Although ostensibly designed as a consumer pickup, Tesla’s new Cybertruck is increasingly gaining traction as a municipal utility vehicle. Indeed, on December 2, Electrek reported that Mexico’s Ciudad Valles has pre-ordered 15 new trucks to serve as police vehicles.
The San Luis Potosí municipality is the second community to announce intentions of using Tesla’s Cybertruck for police activity. Late last month, the Dubai Police Department revealed that it preordered the angular pickup to patrol its tourist areas.
Cybertruck on Patrol
Electrek notes that the mayor of Ciudad Valles, Adrián Esper Cárdenas, preordered a fleet of Tesla Cybertrucks because he found the vehicle’s technical specifications impressive. The official stated that Cybertruck’s electric powertrain is more environmentally friendly than the city’s other municipal transports. Ultimately, the city ordered 10 dual-motor Cybertrucks and an additional five tri-motor models.
Notably, Tesla’s newest vehicle, which goes into production in 2021, has already received more than 250,000 preorders. Many industry observers have stated that Cybertruck’s combination of high performance and an affordable price makes it an appealing buy.
The twin-engine Cybertruck retails for $49,000, gets 300 miles per charge, and has a towing capacity of 10,000 pounds. That version of the transport can also hit 60 miles per hour in 4.5 seconds. Meanwhile, the tri-motor electric pickup, available in 2022, sells for $69,900, has a 500-mile range, and can haul 14,000 pounds. It can also achieve 60 miles per hour in just 2.9 seconds.
Both iterations of the Cybertruck feature all-wheel-drive and a steel exoskeleton capable of sustaining several sledgehammer whacks with no damage.
Esper Cárdenas said that his city will use the electric pickup for both police and municipal purposes.
Teslas as Police Vehicles
In the past, the world’s police departments have turned to brands like Ford, BMW, and Honda for their transportation needs. As those companies are known for producing cars and SUVs that are durable, fast, and reliable, those partnerships made sense. However, in recent years, law enforcement organizations have increasingly looked to Tesla when supplementing their fleets.

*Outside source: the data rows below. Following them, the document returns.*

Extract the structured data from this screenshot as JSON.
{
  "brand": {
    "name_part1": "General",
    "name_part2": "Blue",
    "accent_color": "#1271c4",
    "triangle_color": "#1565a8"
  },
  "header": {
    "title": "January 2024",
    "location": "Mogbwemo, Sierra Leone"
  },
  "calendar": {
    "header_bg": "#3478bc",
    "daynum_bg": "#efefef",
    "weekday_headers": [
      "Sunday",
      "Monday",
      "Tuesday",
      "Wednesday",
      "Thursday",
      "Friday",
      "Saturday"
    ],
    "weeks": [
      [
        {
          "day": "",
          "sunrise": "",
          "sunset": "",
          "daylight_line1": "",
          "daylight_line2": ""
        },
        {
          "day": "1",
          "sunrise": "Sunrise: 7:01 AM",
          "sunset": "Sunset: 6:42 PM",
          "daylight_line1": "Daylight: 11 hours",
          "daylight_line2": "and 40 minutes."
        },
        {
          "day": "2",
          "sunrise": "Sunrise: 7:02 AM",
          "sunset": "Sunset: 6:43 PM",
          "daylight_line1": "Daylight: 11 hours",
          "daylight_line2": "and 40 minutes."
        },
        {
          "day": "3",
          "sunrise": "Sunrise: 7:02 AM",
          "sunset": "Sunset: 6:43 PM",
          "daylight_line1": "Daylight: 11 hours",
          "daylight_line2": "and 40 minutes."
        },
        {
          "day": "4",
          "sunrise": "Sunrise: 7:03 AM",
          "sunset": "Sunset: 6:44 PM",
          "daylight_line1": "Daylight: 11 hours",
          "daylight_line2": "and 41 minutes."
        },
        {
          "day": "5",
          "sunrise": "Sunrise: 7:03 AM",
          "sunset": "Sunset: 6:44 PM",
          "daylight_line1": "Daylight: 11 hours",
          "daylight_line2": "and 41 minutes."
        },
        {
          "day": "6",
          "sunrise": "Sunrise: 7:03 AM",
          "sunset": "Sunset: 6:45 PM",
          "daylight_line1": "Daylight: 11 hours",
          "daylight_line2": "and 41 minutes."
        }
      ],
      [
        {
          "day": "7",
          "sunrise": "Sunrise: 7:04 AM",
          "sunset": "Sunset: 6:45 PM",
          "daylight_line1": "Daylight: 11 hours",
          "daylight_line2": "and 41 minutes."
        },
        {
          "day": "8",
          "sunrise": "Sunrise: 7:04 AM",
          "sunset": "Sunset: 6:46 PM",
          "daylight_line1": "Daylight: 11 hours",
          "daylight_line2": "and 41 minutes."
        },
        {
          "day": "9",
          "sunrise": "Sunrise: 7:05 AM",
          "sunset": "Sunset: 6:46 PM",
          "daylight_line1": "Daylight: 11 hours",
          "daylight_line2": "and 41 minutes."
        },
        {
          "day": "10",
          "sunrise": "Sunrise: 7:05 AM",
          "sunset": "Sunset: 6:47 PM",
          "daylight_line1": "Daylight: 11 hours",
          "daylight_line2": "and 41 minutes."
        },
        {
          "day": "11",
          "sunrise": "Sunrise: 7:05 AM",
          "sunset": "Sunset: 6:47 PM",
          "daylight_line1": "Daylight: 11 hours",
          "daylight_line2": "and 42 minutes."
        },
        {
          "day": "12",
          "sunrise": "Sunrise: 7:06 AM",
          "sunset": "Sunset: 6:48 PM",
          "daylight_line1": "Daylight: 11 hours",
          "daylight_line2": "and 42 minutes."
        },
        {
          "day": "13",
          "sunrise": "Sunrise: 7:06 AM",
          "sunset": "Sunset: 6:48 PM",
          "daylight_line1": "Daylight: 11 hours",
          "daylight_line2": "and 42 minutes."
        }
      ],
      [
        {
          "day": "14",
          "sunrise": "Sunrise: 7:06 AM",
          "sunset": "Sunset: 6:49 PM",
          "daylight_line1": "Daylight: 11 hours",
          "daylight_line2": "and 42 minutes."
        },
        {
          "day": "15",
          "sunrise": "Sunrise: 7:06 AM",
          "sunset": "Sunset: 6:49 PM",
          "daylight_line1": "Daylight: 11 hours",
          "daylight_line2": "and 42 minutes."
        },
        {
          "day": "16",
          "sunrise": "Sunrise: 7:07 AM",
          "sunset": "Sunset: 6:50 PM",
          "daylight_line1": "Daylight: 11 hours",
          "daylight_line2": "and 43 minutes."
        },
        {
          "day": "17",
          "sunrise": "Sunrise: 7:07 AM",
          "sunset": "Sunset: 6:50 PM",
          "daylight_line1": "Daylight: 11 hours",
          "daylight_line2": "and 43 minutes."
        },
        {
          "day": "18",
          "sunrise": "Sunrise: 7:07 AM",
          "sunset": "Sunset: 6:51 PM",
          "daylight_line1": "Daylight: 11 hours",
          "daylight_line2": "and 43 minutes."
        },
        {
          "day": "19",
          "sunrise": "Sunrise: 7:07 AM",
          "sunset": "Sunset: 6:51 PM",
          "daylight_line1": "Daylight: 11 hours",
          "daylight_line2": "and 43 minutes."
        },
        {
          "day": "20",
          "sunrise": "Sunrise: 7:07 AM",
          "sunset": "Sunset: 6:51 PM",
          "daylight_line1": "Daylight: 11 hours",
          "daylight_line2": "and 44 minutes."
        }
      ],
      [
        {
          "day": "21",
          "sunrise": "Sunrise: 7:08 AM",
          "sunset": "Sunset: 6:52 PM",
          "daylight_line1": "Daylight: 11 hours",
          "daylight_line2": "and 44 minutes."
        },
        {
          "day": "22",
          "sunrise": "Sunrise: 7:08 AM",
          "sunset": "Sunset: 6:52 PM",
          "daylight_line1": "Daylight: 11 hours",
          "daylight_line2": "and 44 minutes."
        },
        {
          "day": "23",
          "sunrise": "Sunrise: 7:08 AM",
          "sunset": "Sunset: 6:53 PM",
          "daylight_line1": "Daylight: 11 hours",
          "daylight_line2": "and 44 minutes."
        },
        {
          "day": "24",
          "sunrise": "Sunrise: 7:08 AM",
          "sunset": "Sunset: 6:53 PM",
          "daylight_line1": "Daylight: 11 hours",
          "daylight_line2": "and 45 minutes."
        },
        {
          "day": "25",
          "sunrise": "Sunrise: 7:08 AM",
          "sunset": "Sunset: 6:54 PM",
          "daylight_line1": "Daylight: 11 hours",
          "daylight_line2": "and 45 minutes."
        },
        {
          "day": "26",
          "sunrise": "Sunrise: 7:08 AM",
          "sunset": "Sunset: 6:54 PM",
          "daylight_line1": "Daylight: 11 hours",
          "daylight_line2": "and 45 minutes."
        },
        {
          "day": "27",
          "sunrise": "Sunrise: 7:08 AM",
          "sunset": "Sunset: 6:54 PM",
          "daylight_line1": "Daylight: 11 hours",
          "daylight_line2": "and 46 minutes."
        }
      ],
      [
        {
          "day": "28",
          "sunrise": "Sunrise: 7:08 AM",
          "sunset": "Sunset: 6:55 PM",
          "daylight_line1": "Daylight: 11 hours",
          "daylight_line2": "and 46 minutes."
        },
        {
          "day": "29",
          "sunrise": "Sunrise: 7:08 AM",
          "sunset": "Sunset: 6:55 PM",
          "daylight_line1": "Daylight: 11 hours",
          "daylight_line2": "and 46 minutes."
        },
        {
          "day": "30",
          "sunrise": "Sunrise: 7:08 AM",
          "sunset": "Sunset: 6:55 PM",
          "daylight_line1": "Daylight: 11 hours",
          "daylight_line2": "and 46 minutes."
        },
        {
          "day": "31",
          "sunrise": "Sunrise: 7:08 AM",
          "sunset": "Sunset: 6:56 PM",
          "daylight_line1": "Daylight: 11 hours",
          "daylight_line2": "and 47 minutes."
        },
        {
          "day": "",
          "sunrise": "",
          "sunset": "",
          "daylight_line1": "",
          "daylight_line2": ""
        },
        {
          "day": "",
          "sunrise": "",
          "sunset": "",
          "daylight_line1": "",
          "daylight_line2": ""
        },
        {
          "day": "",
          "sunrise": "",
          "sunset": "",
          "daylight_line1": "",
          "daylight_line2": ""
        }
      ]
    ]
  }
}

In 2018, the Luxenberg Police Department announced that it would be deploying two Tesla Model S sedans. This April, the Swiss city of Basel added seven Tesla Model X SUVs to its fleet. The municipality bought the electric vehicles to replace seven diesel cruisers as a cost-saving measure. Though the transports are more expensive upfront than traditional patrol cars, they offer lower maintenance and operation costs.
Various law enforcement agencies in the United States have also taken to using Teslas. In 2016, the Los Angeles Police Department retrofitted a Model S to serve as one of its patrol cars. A year later, the Denver Police Department completed a similar conversion so that a Model S could perform community outreach tasks.
Furthermore, this August, the Bargersville, Indiana Police Department brought a Model 3 into its fleet to save an estimated $6,000 a year on gas. Law enforcement in Tesla’s home city of Fremont, California has gotten in on the trend as well. The local PD added a specially outfitted Model S to its vehicular assets to save around $30,000 on fuel over five years.
With the Cybertruck’s tactical enhancements, low cost, and robust performance, it could become the default police cruiser of the future. It certainly has the looks to do so.